Record all labels in a symbol table: The assembler records positions of labels by storing them in a symbol table.
Then, resolve references: Use label positions to generate machine code and hardcode branch/jump offsets where possible.

If the assembler only made one pass (from earlier instructions to later), “forward references” (labels to locations later in the program) would have unknown PC-relative offsets.

4Symbol Table¶

The symbol table is a list of labels (procedures) and data (like global arrays) in your file that could be used by other files. The Symbol Table is also used by the debugger gdb.

Instruction labels: Used to compute machine code for PC-relative addressing in branches, function calling, etc.
- If you want to call a function like printf from a library, the linker will eventually need this symbol (additionally, see the relocation table below).
- Can use .globl directive to allow labels can be referenced by other files.
Data segment: anything in section marked by the .data directive. Recall that the data segment has global variables may be accessed/used by other files.

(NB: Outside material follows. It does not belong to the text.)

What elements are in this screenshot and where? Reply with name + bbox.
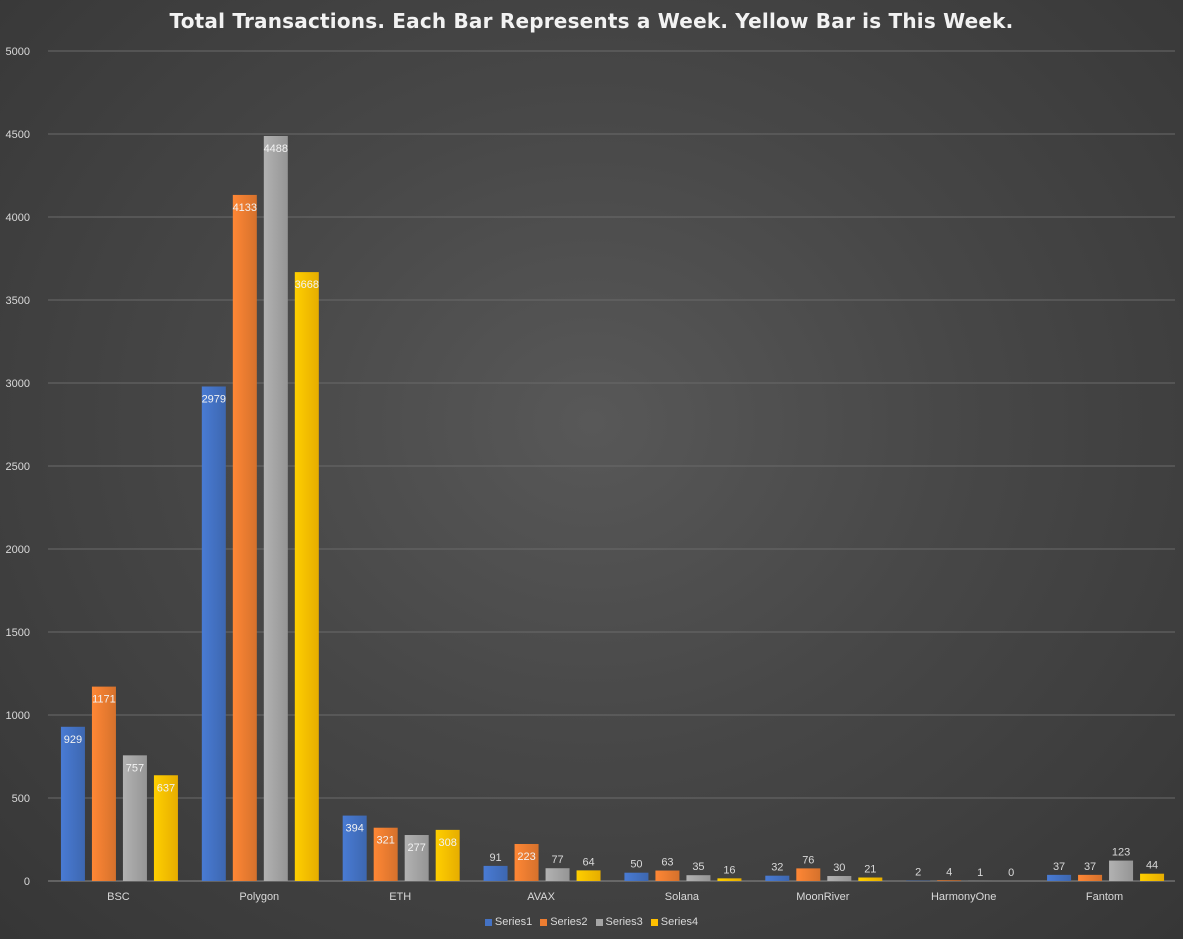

An example symbol table is discussed in the example at the end of this chapter.

5Relocation Table¶

The relocation table is a “to-do list” of things to fix later (by the downstream linker). It contains placeholders for:

Absolute addresses for any external label used by a jump, e.g., in lib files, jal ext_label
Absolute addresses for any data located in data segment. e.g., static variables from the la load address instruction. The assembler doesn’t know where the static section or the “final resting place” is; it delegates this “final resting place” resolution to the linker.

An example relocation table is discussed in the example at the end of this chapter.